Islamicate movies—Muslim socials, historicals or Muslim devotionals—he discovered, often contained such songs. Films with exotic locations and themes and even those made in the 1960s and ’70s about criminals, outlaws and ‘outsider’ characters like Jahazi Lutera, Jungle Princess and Behram Daku, he found had qawwalis. Even Sholay’s Mehbooba Mehbooba, Saeed points out, is a qawwali-like rhythmic song as it uses central Asian instruments like duff and rubab, Arabian belly dance and Urdu lyrics.
What makes it to an archive requires cross referencing other textual databases, watching entire films and a movie’s listed songs
Specific playback singers were also yet another way of locating qawwalis. While Mohammad Rafi—who sang the largest number—and others like Manna Dey, Mahendar Kapoor, Asha Bhonsle and Lata Mangeshkar lent their voices to qawwalis, there were also traditional qawwals like Yusuf Azad, Ismail Azad, Jani Babu, Aziz Naza and Shakeela Bano Bhopali who sang for films. Bhopali in fact, was so popular that a flop film could allegedly be turned into a hit when re-released with a qawwali featuring her. Saeed also shares that while the male qawwal’s voice was often used in songs, Bhopali’s wasn’t because it had a certain hoarseness, more suited to the urban folk songs she usually sang. “But she had the looks and ada’en [emotional posturing] of a qawwali singer and so, was a regular presence.”

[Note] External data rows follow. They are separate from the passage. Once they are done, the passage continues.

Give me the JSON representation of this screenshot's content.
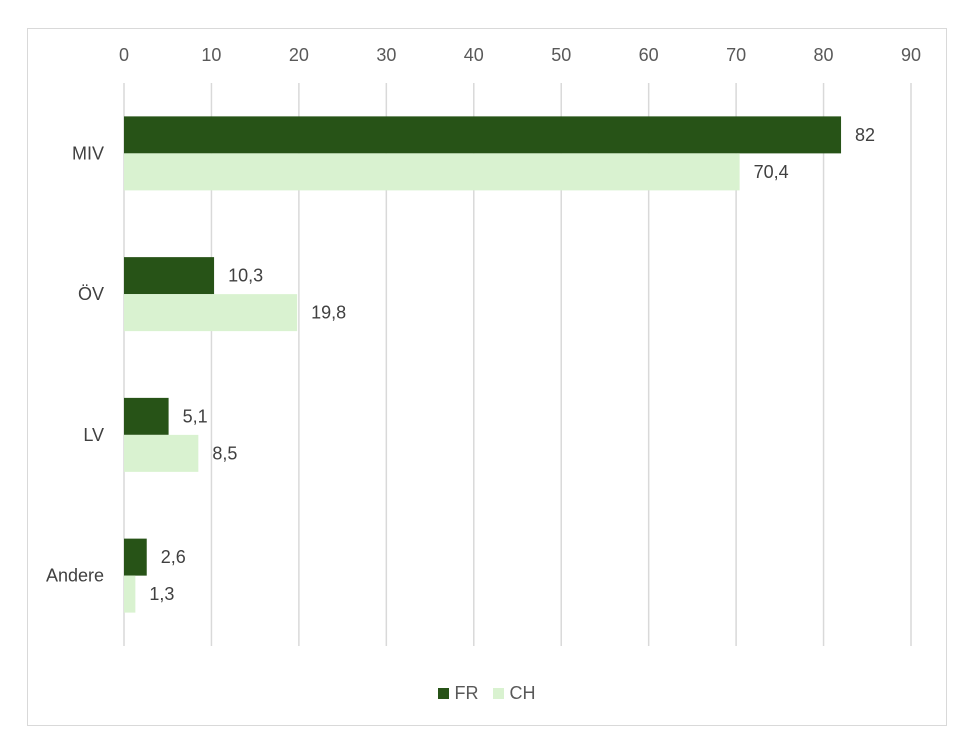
{
  "chart_data": {
    "type": "bar",
    "orientation": "horizontal",
    "categories": [
      "MIV",
      "ÖV",
      "LV",
      "Andere"
    ],
    "series": [
      {
        "name": "FR",
        "values": [
          82,
          10.3,
          5.1,
          2.6
        ],
        "labels": [
          "82",
          "10,3",
          "5,1",
          "2,6"
        ],
        "color": "#275317"
      },
      {
        "name": "CH",
        "values": [
          70.4,
          19.8,
          8.5,
          1.3
        ],
        "labels": [
          "70,4",
          "19,8",
          "8,5",
          "1,3"
        ],
        "color": "#d9f2d0"
      }
    ],
    "xlim": [
      0,
      90
    ],
    "xticks": [
      "0",
      "10",
      "20",
      "30",
      "40",
      "50",
      "60",
      "70",
      "80",
      "90"
    ],
    "axis_position": "top",
    "grid": true,
    "gridline_color": "#d9d9d9",
    "legend": "bottom"
  }
}
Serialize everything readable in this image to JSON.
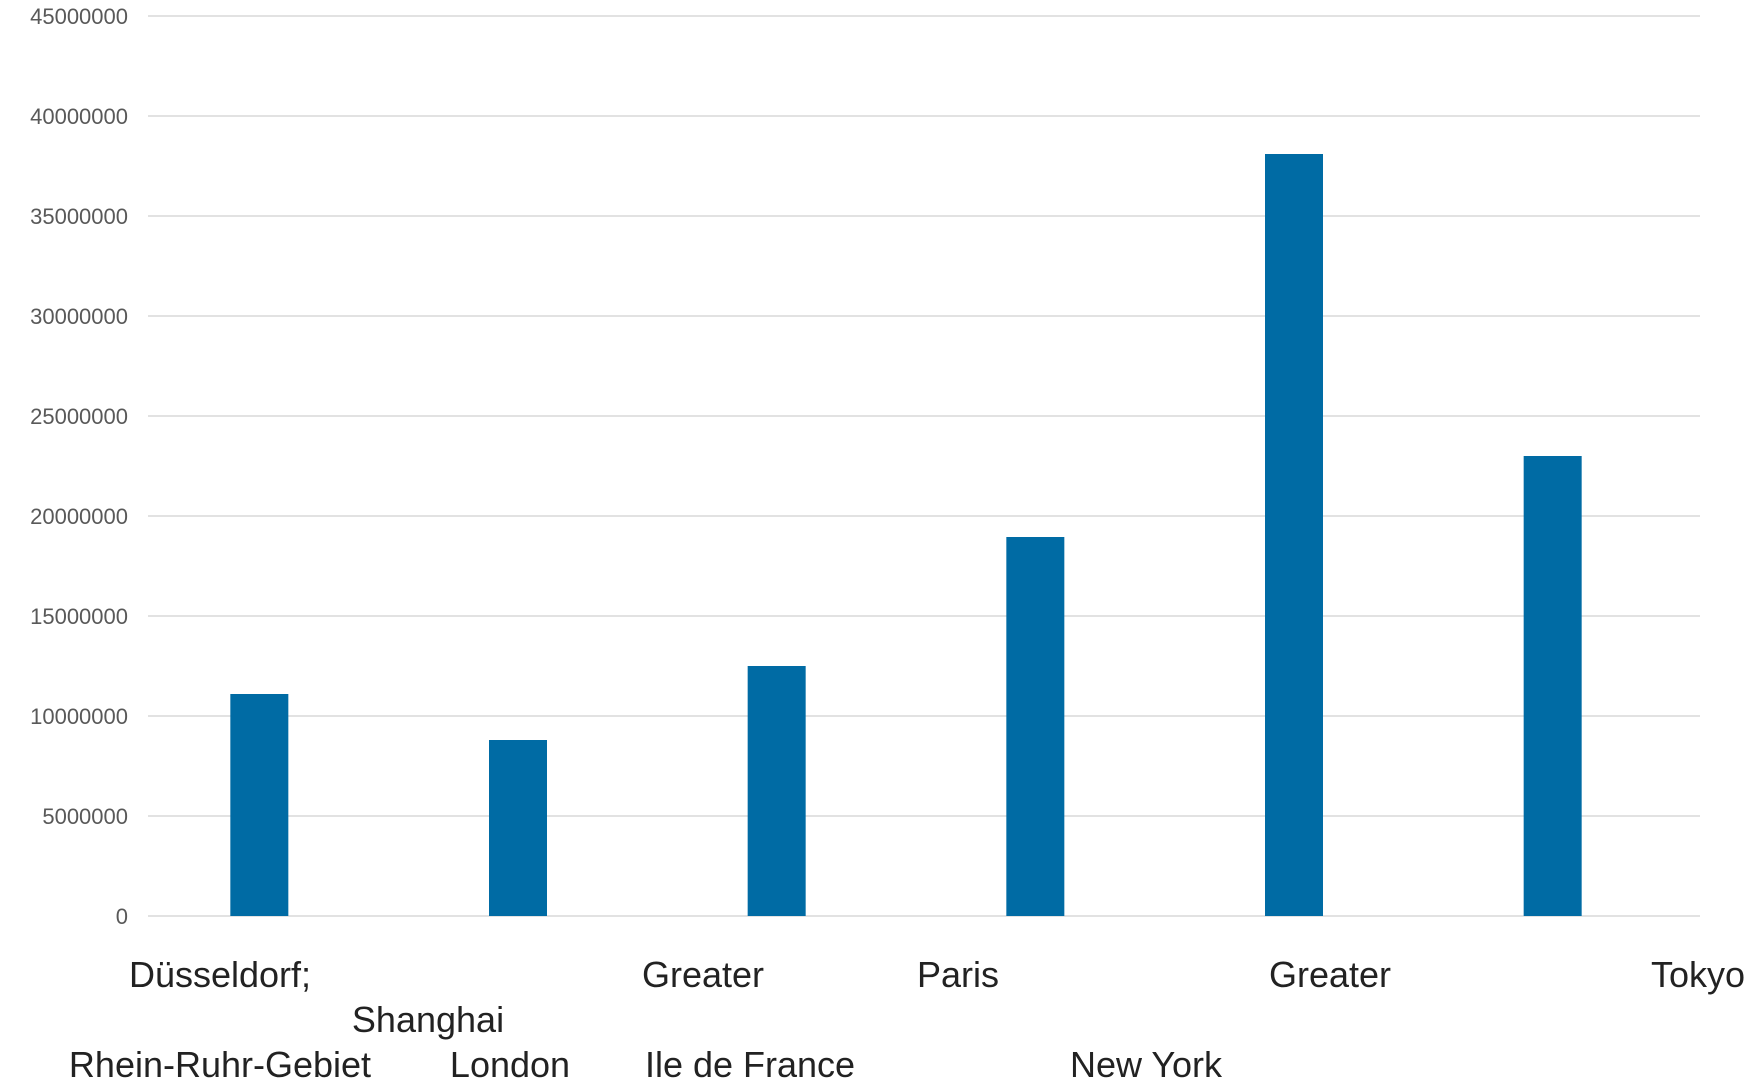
{
  "chart_data": {
    "type": "bar",
    "title": "",
    "xlabel": "",
    "ylabel": "",
    "ylim": [
      0,
      45000000
    ],
    "yticks": [
      0,
      5000000,
      10000000,
      15000000,
      20000000,
      25000000,
      30000000,
      35000000,
      40000000,
      45000000
    ],
    "grid": true,
    "legend": "none",
    "bar_color": "#006ba4",
    "categories": [
      "Düsseldorf; Rhein-Ruhr-Gebiet",
      "Shanghai London",
      "Greater Ile de France",
      "Paris New York",
      "Greater",
      "Tokyo"
    ],
    "values": [
      11100000,
      8800000,
      12500000,
      18950000,
      38100000,
      23000000
    ],
    "x_labels": [
      {
        "text": "Düsseldorf;",
        "line": 0
      },
      {
        "text": "Rhein-Ruhr-Gebiet",
        "line": 2
      },
      {
        "text": "Shanghai",
        "line": 1
      },
      {
        "text": "London",
        "line": 2
      },
      {
        "text": "Greater",
        "line": 0
      },
      {
        "text": "Ile de France",
        "line": 2
      },
      {
        "text": "Paris",
        "line": 0
      },
      {
        "text": "New York",
        "line": 2
      },
      {
        "text": "Greater",
        "line": 0
      },
      {
        "text": "Tokyo",
        "line": 0
      }
    ]
  }
}
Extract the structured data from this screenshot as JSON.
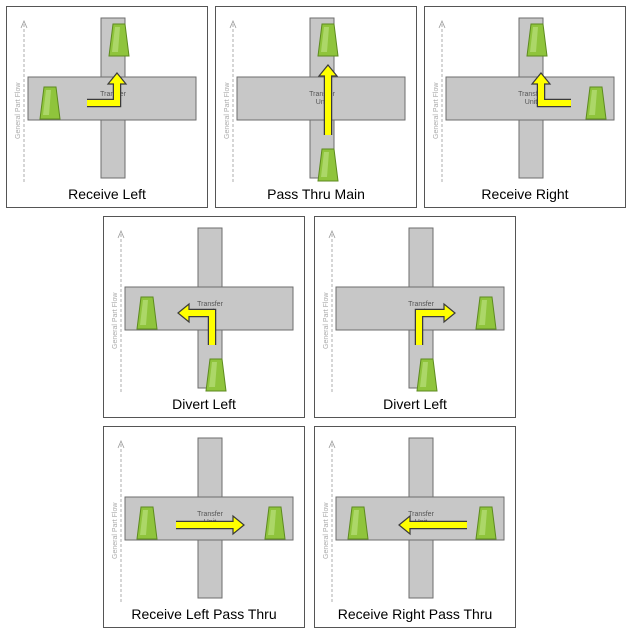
{
  "flow_label": "General Part Flow",
  "unit_label_line1": "Transfer",
  "unit_label_line2": "Unit",
  "colors": {
    "conveyor": "#c7c7c7",
    "conveyor_border": "#6e6e6e",
    "arrow_fill": "#ffff00",
    "arrow_stroke": "#3a3a3a",
    "part_fill": "#8fc43c",
    "panel_border": "#555555"
  },
  "panels": [
    {
      "id": "receive-left",
      "caption": "Receive Left",
      "arrow": "left-to-up",
      "parts": [
        "top",
        "left"
      ]
    },
    {
      "id": "pass-thru-main",
      "caption": "Pass Thru Main",
      "arrow": "bottom-to-top",
      "parts": [
        "top",
        "bottom"
      ]
    },
    {
      "id": "receive-right",
      "caption": "Receive Right",
      "arrow": "right-to-up",
      "parts": [
        "top",
        "right"
      ]
    },
    {
      "id": "divert-left",
      "caption": "Divert Left",
      "arrow": "bottom-to-left",
      "parts": [
        "left",
        "bottom"
      ]
    },
    {
      "id": "divert-left-2",
      "caption": "Divert Left",
      "arrow": "bottom-to-right",
      "parts": [
        "right",
        "bottom"
      ]
    },
    {
      "id": "receive-left-pass-thru",
      "caption": "Receive Left Pass Thru",
      "arrow": "left-to-right",
      "parts": [
        "left",
        "right"
      ]
    },
    {
      "id": "receive-right-pass-thru",
      "caption": "Receive Right Pass Thru",
      "arrow": "right-to-left",
      "parts": [
        "left",
        "right"
      ]
    }
  ]
}
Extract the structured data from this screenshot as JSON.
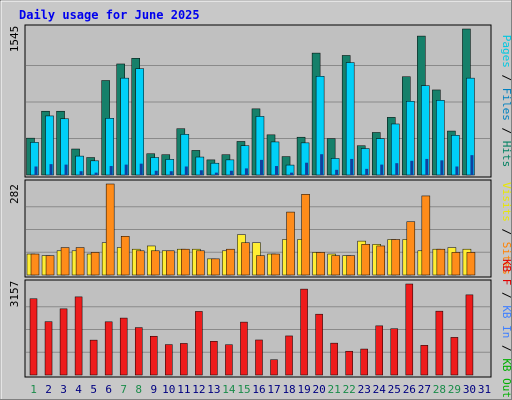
{
  "chart_data": {
    "type": "bar",
    "title": "Daily usage for June 2025",
    "categories": [
      "1",
      "2",
      "3",
      "4",
      "5",
      "6",
      "7",
      "8",
      "9",
      "10",
      "11",
      "12",
      "13",
      "14",
      "15",
      "16",
      "17",
      "18",
      "19",
      "20",
      "21",
      "22",
      "23",
      "24",
      "25",
      "26",
      "27",
      "28",
      "29",
      "30",
      "31"
    ],
    "weekend_days": [
      "1",
      "7",
      "8",
      "14",
      "15",
      "21",
      "22",
      "28",
      "29"
    ],
    "panels": [
      {
        "id": "top",
        "max_label": "1545",
        "ylim": [
          0,
          1545
        ],
        "right_label": [
          {
            "text": "Pages",
            "color": "#00c8e0"
          },
          {
            "text": " / ",
            "color": "#000000"
          },
          {
            "text": "Files",
            "color": "#0080c0"
          },
          {
            "text": " / ",
            "color": "#000000"
          },
          {
            "text": "Hits",
            "color": "#008060"
          }
        ],
        "series": [
          {
            "name": "Hits",
            "color": "#16806a",
            "values": [
              390,
              675,
              675,
              275,
              185,
              1000,
              1175,
              1235,
              225,
              215,
              490,
              260,
              160,
              215,
              355,
              700,
              425,
              195,
              400,
              1290,
              385,
              1265,
              310,
              450,
              610,
              1040,
              1470,
              900,
              465,
              1545,
              0
            ]
          },
          {
            "name": "Files",
            "color": "#00d0f8",
            "values": [
              345,
              625,
              595,
              200,
              150,
              600,
              1025,
              1125,
              185,
              165,
              430,
              190,
              125,
              160,
              310,
              620,
              350,
              105,
              340,
              1045,
              175,
              1190,
              280,
              385,
              540,
              780,
              945,
              790,
              420,
              1025,
              0
            ]
          },
          {
            "name": "Pages",
            "color": "#1040a0",
            "values": [
              90,
              115,
              110,
              40,
              25,
              95,
              110,
              120,
              45,
              40,
              90,
              50,
              25,
              45,
              70,
              160,
              95,
              25,
              130,
              220,
              55,
              170,
              65,
              110,
              125,
              150,
              170,
              155,
              90,
              210,
              0
            ]
          }
        ]
      },
      {
        "id": "mid",
        "max_label": "282",
        "ylim": [
          0,
          282
        ],
        "right_label": [
          {
            "text": "Visits",
            "color": "#e8e800"
          },
          {
            "text": " / ",
            "color": "#000000"
          },
          {
            "text": "Sites",
            "color": "#ff8000"
          }
        ],
        "series": [
          {
            "name": "Visits",
            "color": "#ffee33",
            "values": [
              65,
              60,
              75,
              75,
              65,
              100,
              85,
              80,
              90,
              75,
              80,
              80,
              50,
              75,
              125,
              100,
              65,
              110,
              110,
              70,
              65,
              60,
              105,
              95,
              110,
              110,
              75,
              80,
              85,
              80,
              0
            ]
          },
          {
            "name": "Sites",
            "color": "#ff8c1a",
            "values": [
              65,
              60,
              85,
              85,
              70,
              282,
              120,
              75,
              75,
              75,
              80,
              75,
              50,
              80,
              100,
              60,
              65,
              195,
              250,
              70,
              60,
              60,
              95,
              90,
              110,
              165,
              245,
              80,
              70,
              70,
              0
            ]
          }
        ]
      },
      {
        "id": "bot",
        "max_label": "3157",
        "ylim": [
          0,
          3157
        ],
        "right_label": [
          {
            "text": "KB F",
            "color": "#e00000"
          },
          {
            "text": " / ",
            "color": "#000000"
          },
          {
            "text": "KB In",
            "color": "#4080ff"
          },
          {
            "text": " / ",
            "color": "#000000"
          },
          {
            "text": "KB Out",
            "color": "#00b000"
          }
        ],
        "series": [
          {
            "name": "KB F",
            "color": "#ee1c1c",
            "values": [
              2645,
              1850,
              2295,
              2710,
              1210,
              1845,
              1975,
              1645,
              1345,
              1055,
              1095,
              2205,
              1170,
              1050,
              1835,
              1215,
              530,
              1355,
              2980,
              2110,
              1105,
              825,
              900,
              1705,
              1605,
              3157,
              1030,
              2215,
              1305,
              2780,
              0
            ]
          }
        ]
      }
    ]
  }
}
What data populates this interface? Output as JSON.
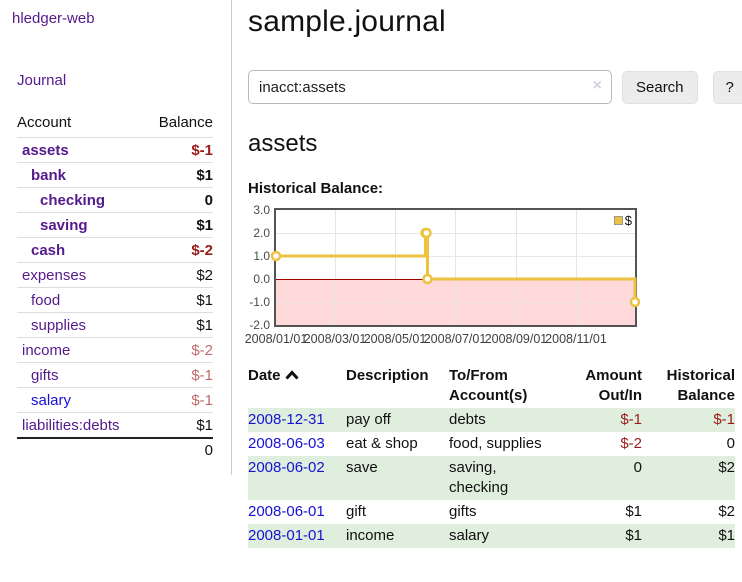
{
  "app": {
    "title": "hledger-web"
  },
  "sidebar": {
    "journal_label": "Journal",
    "accounts": {
      "account_header": "Account",
      "balance_header": "Balance",
      "rows": [
        {
          "label": "assets",
          "balance": "$-1",
          "depth": 0,
          "emphasis": true,
          "balance_tone": "negative-strong",
          "link_tone": "visited"
        },
        {
          "label": "bank",
          "balance": "$1",
          "depth": 1,
          "emphasis": true,
          "balance_tone": "normal",
          "link_tone": "visited"
        },
        {
          "label": "checking",
          "balance": "0",
          "depth": 2,
          "emphasis": true,
          "balance_tone": "normal",
          "link_tone": "visited"
        },
        {
          "label": "saving",
          "balance": "$1",
          "depth": 2,
          "emphasis": true,
          "balance_tone": "normal",
          "link_tone": "visited"
        },
        {
          "label": "cash",
          "balance": "$-2",
          "depth": 1,
          "emphasis": true,
          "balance_tone": "negative-strong",
          "link_tone": "visited"
        },
        {
          "label": "expenses",
          "balance": "$2",
          "depth": 0,
          "emphasis": false,
          "balance_tone": "normal",
          "link_tone": "visited"
        },
        {
          "label": "food",
          "balance": "$1",
          "depth": 1,
          "emphasis": false,
          "balance_tone": "normal",
          "link_tone": "visited"
        },
        {
          "label": "supplies",
          "balance": "$1",
          "depth": 1,
          "emphasis": false,
          "balance_tone": "normal",
          "link_tone": "visited"
        },
        {
          "label": "income",
          "balance": "$-2",
          "depth": 0,
          "emphasis": false,
          "balance_tone": "negative-soft",
          "link_tone": "visited"
        },
        {
          "label": "gifts",
          "balance": "$-1",
          "depth": 1,
          "emphasis": false,
          "balance_tone": "negative-soft",
          "link_tone": "visited"
        },
        {
          "label": "salary",
          "balance": "$-1",
          "depth": 1,
          "emphasis": false,
          "balance_tone": "negative-soft",
          "link_tone": "unvisited"
        },
        {
          "label": "liabilities:debts",
          "balance": "$1",
          "depth": 0,
          "emphasis": false,
          "balance_tone": "normal",
          "link_tone": "visited"
        }
      ],
      "total": "0"
    }
  },
  "main": {
    "title": "sample.journal",
    "search": {
      "value": "inacct:assets",
      "clear_icon": "×",
      "button_label": "Search",
      "help_label": "?"
    },
    "account_heading": "assets",
    "chart_label": "Historical Balance:",
    "register": {
      "headers": {
        "date": "Date",
        "description": "Description",
        "accounts": "To/From Account(s)",
        "amount": "Amount Out/In",
        "balance": "Historical Balance"
      },
      "rows": [
        {
          "date": "2008-12-31",
          "description": "pay off",
          "accounts": "debts",
          "amount": "$-1",
          "amount_tone": "negative",
          "balance": "$-1",
          "balance_tone": "negative"
        },
        {
          "date": "2008-06-03",
          "description": "eat & shop",
          "accounts": "food, supplies",
          "amount": "$-2",
          "amount_tone": "negative",
          "balance": "0",
          "balance_tone": "normal"
        },
        {
          "date": "2008-06-02",
          "description": "save",
          "accounts": "saving, checking",
          "amount": "0",
          "amount_tone": "normal",
          "balance": "$2",
          "balance_tone": "normal"
        },
        {
          "date": "2008-06-01",
          "description": "gift",
          "accounts": "gifts",
          "amount": "$1",
          "amount_tone": "normal",
          "balance": "$2",
          "balance_tone": "normal"
        },
        {
          "date": "2008-01-01",
          "description": "income",
          "accounts": "salary",
          "amount": "$1",
          "amount_tone": "normal",
          "balance": "$1",
          "balance_tone": "normal"
        }
      ]
    }
  },
  "chart_data": {
    "type": "line",
    "title": "Historical Balance",
    "style": "step",
    "series": [
      {
        "name": "$",
        "color": "#edc240",
        "points": [
          [
            "2008-01-01",
            1
          ],
          [
            "2008-06-01",
            2
          ],
          [
            "2008-06-02",
            2
          ],
          [
            "2008-06-03",
            0
          ],
          [
            "2008-12-31",
            -1
          ]
        ]
      }
    ],
    "ylim": [
      -2,
      3
    ],
    "y_ticks": [
      "3.0",
      "2.0",
      "1.0",
      "0.0",
      "-1.0",
      "-2.0"
    ],
    "xlim": [
      "2008-01-01",
      "2008-12-31"
    ],
    "x_ticks": [
      "2008/01/01",
      "2008/03/01",
      "2008/05/01",
      "2008/07/01",
      "2008/09/01",
      "2008/11/01"
    ],
    "legend": {
      "position": "top-right",
      "label": "$"
    },
    "grid": true,
    "negative_region_color": "#ffd9d9",
    "zero_line_color": "#a00000",
    "border_color": "#545454"
  }
}
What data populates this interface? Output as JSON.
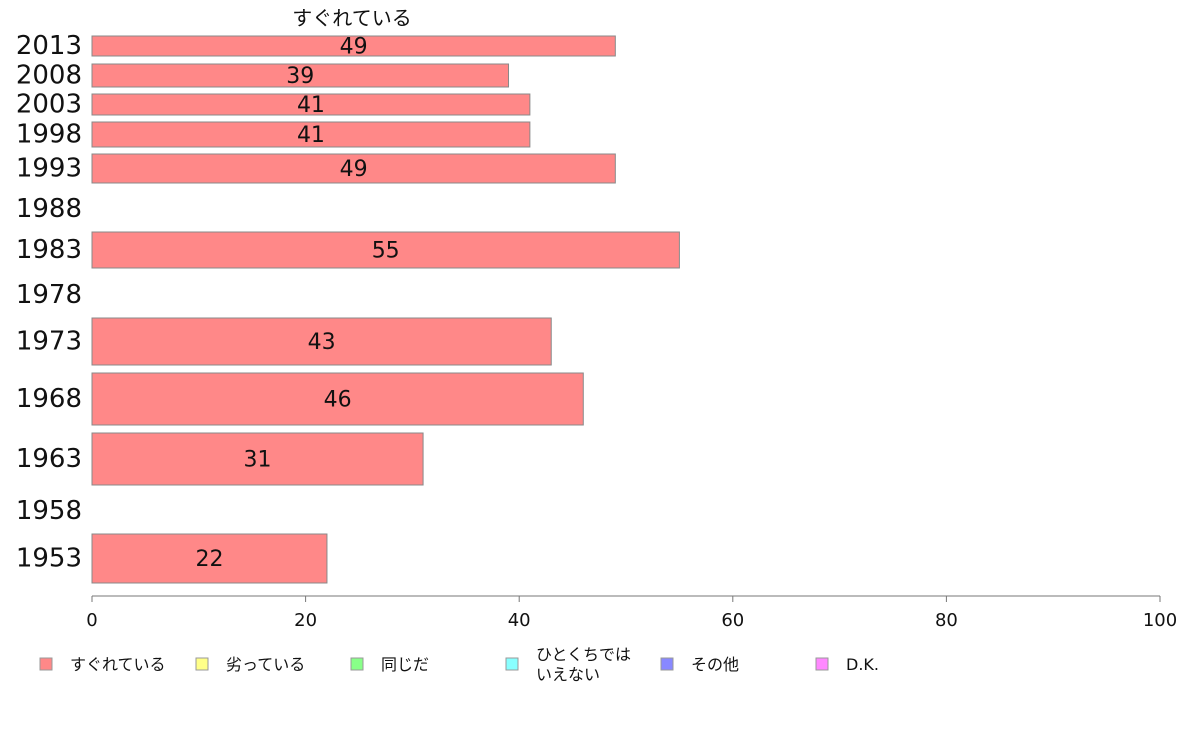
{
  "chart_data": {
    "type": "bar",
    "orientation": "horizontal",
    "title": "",
    "series": [
      {
        "name": "すぐれている",
        "color": "#ff8888",
        "values": [
          22,
          null,
          31,
          46,
          43,
          null,
          55,
          null,
          49,
          41,
          41,
          39,
          49
        ]
      }
    ],
    "categories": [
      "1953",
      "1958",
      "1963",
      "1968",
      "1973",
      "1978",
      "1983",
      "1988",
      "1993",
      "1998",
      "2003",
      "2008",
      "2013"
    ],
    "xlim": [
      0,
      100
    ],
    "xticks": [
      0,
      20,
      40,
      60,
      80,
      100
    ],
    "grid": false,
    "legend_position": "bottom",
    "legend": [
      {
        "label": "すぐれている",
        "color": "#ff8888"
      },
      {
        "label": "劣っている",
        "color": "#ffff88"
      },
      {
        "label": "同じだ",
        "color": "#88ff88"
      },
      {
        "label": "ひとくちでは\nいえない",
        "color": "#88ffff"
      },
      {
        "label": "その他",
        "color": "#8888ff"
      },
      {
        "label": "D.K.",
        "color": "#ff88ff"
      }
    ]
  }
}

Moreover, first, Saeed had to arrive at a definition of the cinema qawwali before he could determine which songs would make their way into the archive. The qawwali in cinema, Saeed explains, has a strong visual element. “More than the aural specifications, it has to ‘look’ like a qawwali,” he insists. This would typically mean a group singing on a stage, specifically for an audience rather than just for the viewer of the film. It would be accompanied by a type of clapping with palms pressed together and rotated in opposite directions, the use of a specific qawwali theka (style), and close-up shots of harmonium keys and also dholaks and tablas. The performers would also usually be dressed in shiny sherwanis, decorated crooked caps, have handkerchiefs tied to their hands and be seen eating paan. “They did establish a stereotype of the Muslim community,” Saeed admits. The qawwali also functioned as a storytelling device, serving to break the monotony of the story while also often challenging the actions of a character in the film. They are ultimately light, funny and energetic songs. As Saeed insists, “there are no sad qawwalis”.